Asha'rah ruined many things with her rebellion. Striving is not one of them. Nobody's choices were erased. Nobody started having their choices made for them.
If Ishtar doesn't care for Asha'rahs's perceptions on "the reasons for mortal life, or why/how Gods find meaning in mortal striving," then she will never be able to make her point of Asha'rah being a hypocrite. Hypocrisy is not about the merits of any particular values system. Hypocrisy is about a person violating their own values system. Asha'rah gave Ishtar the context she would need to make a proper judgment about hypocrisy - i.e. Asha'rah's own values system.
If Ishtar thinks Asha'rah messed up, is a lousy god, is a liar, or is failing to treat hakai the same way as time travel when she should, these are all things which can be discussed on their own merits. But none of them have anything to do with hypocrisy. To show Asha'rah is a hypocrite, Ishtar needs to show that Asha'rah is failing to follow her own values system, not that Asha'rahs' values system is flawed.
Correction to my own earlier assertion: Parsley also says that Asha'rah is a hypocrite, due to what you quoted. My bad on missing that. I'll quote it again so it isn't lost: "The fact is you wield a power you have no right to possess, just as this alternate Jinzi Pantaloons also wields a power he has no right to possess. That you saw fit to declare that the gods of old should have placed tighter restrictions on time itself to prevent the latter, while acknowledging the former, makes you a hypocrite."
Parsley's statement is based on an underlying assumption that hypocrisy can be applied from failing to follow an external code, namely Asha'rah violating the laws of Heaven. This is seen in her talk about rights of possession. But hypocrisy is about violating one's own code, not the code of somebody else. In the first place, the reason why Asha'rah tried to make Hakai secure at the time of its conception and the reason Asha'rah wants time to be secure are very different reasons.
Hakai can cause a lot of destruction and is meant to be a clean up tool of the gods, so making it secure was good sense, but Asha'rah has no inherent philosophical objection to mortals ever using hakai. The fact that mortals can be promoted to godhood shows that they can be deemed trustworthy enough to be granted hakai, just as they might be deemed trustworthy enough to be elevated to Kami (the vetting process for all this is obviously flawed, hence people like Hammer). Asha'rah has no inherent problem with mortals eventually gaining hakai or beings other than Gods of Destruction trying to gain hakai, at least beyond her overall objection about the exponential power of martial might which was the cause of her rebellion.
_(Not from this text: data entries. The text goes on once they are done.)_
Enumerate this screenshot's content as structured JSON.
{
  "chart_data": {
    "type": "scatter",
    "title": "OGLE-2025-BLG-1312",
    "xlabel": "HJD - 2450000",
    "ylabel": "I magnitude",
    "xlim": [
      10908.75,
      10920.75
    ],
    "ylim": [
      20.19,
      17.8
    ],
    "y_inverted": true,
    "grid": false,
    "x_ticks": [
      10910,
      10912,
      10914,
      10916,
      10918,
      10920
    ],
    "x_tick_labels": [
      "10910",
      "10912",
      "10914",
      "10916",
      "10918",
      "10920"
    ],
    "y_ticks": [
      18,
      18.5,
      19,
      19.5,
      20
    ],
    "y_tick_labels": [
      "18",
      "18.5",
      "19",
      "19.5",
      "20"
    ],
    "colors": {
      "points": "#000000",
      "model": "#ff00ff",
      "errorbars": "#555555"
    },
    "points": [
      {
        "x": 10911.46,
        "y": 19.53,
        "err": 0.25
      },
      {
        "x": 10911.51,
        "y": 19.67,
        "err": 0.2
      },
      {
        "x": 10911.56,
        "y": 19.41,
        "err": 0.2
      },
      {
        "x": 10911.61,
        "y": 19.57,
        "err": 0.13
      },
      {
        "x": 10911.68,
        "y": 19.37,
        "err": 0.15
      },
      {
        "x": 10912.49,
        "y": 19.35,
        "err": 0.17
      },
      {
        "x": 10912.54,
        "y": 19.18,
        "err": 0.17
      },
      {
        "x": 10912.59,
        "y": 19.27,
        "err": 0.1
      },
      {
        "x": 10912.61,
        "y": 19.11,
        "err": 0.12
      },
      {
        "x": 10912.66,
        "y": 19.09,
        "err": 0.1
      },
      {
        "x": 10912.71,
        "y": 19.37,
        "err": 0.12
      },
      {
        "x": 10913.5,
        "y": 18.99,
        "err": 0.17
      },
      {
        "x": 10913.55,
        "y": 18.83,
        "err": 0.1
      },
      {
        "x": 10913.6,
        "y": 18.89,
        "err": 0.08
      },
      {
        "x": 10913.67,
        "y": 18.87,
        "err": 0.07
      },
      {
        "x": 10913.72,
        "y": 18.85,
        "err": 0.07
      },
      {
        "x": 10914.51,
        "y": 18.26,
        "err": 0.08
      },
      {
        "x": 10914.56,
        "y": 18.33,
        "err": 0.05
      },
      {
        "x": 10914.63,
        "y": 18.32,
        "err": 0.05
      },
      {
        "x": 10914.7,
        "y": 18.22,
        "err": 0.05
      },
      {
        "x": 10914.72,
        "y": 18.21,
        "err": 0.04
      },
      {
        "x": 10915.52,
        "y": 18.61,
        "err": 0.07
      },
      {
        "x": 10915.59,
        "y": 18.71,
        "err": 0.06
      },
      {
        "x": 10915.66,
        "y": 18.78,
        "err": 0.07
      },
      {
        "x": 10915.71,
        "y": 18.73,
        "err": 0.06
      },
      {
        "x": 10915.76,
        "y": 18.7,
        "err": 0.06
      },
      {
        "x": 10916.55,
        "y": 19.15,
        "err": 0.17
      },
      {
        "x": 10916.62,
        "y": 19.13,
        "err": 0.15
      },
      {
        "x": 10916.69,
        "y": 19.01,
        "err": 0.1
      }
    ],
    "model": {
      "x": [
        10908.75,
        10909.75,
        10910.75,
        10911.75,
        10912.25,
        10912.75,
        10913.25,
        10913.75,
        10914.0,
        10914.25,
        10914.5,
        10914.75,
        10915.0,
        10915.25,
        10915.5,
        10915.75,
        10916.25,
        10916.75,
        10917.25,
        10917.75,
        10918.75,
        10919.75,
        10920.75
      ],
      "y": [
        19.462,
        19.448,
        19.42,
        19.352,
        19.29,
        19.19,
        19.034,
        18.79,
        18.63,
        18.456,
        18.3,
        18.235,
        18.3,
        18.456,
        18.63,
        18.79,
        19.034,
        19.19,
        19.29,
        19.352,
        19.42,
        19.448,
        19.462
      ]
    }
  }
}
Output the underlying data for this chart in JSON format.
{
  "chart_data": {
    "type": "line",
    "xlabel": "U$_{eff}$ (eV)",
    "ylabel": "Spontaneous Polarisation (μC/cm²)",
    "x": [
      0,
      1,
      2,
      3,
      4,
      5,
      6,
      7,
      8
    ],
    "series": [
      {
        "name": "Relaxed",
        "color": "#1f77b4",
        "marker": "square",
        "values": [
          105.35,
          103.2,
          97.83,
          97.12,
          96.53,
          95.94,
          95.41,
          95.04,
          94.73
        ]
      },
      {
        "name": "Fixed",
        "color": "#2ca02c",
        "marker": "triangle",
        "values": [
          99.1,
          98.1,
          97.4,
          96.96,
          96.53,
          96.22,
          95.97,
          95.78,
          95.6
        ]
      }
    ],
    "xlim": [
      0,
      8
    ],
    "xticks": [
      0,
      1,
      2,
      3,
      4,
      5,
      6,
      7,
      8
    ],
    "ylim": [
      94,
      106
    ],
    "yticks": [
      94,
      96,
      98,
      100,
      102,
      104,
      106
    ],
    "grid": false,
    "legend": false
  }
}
Asha'rah's problems are with time manipulation, for the reasons stated above. If Asha'rah had groused about how they should have made hakai completely secure and out of reach of anybody (i.e. never created hakai in the first place), then Asha'rah would be a hypocrite since she herself stole hakai and regret it. But since Asha'rah groused about time manipulation, then Parsley would have to show that stealing time isn't against Asha'rah's own code to prove Asha'rah a hypocrite. Comparing it to Asha'rah stealing hakai doesn't work because Asha'rah's own values system treats the two powers differently.
So equating time travel and hakai as things which "can do incalculable damage in the wrong hands" has objective merit as a comparison, but holds little value in this argument because Asha'rah's views on why hakai should be secure and her opposition to the use of time travel are based on different reasons, and she only has direct philosophical objections to the latter.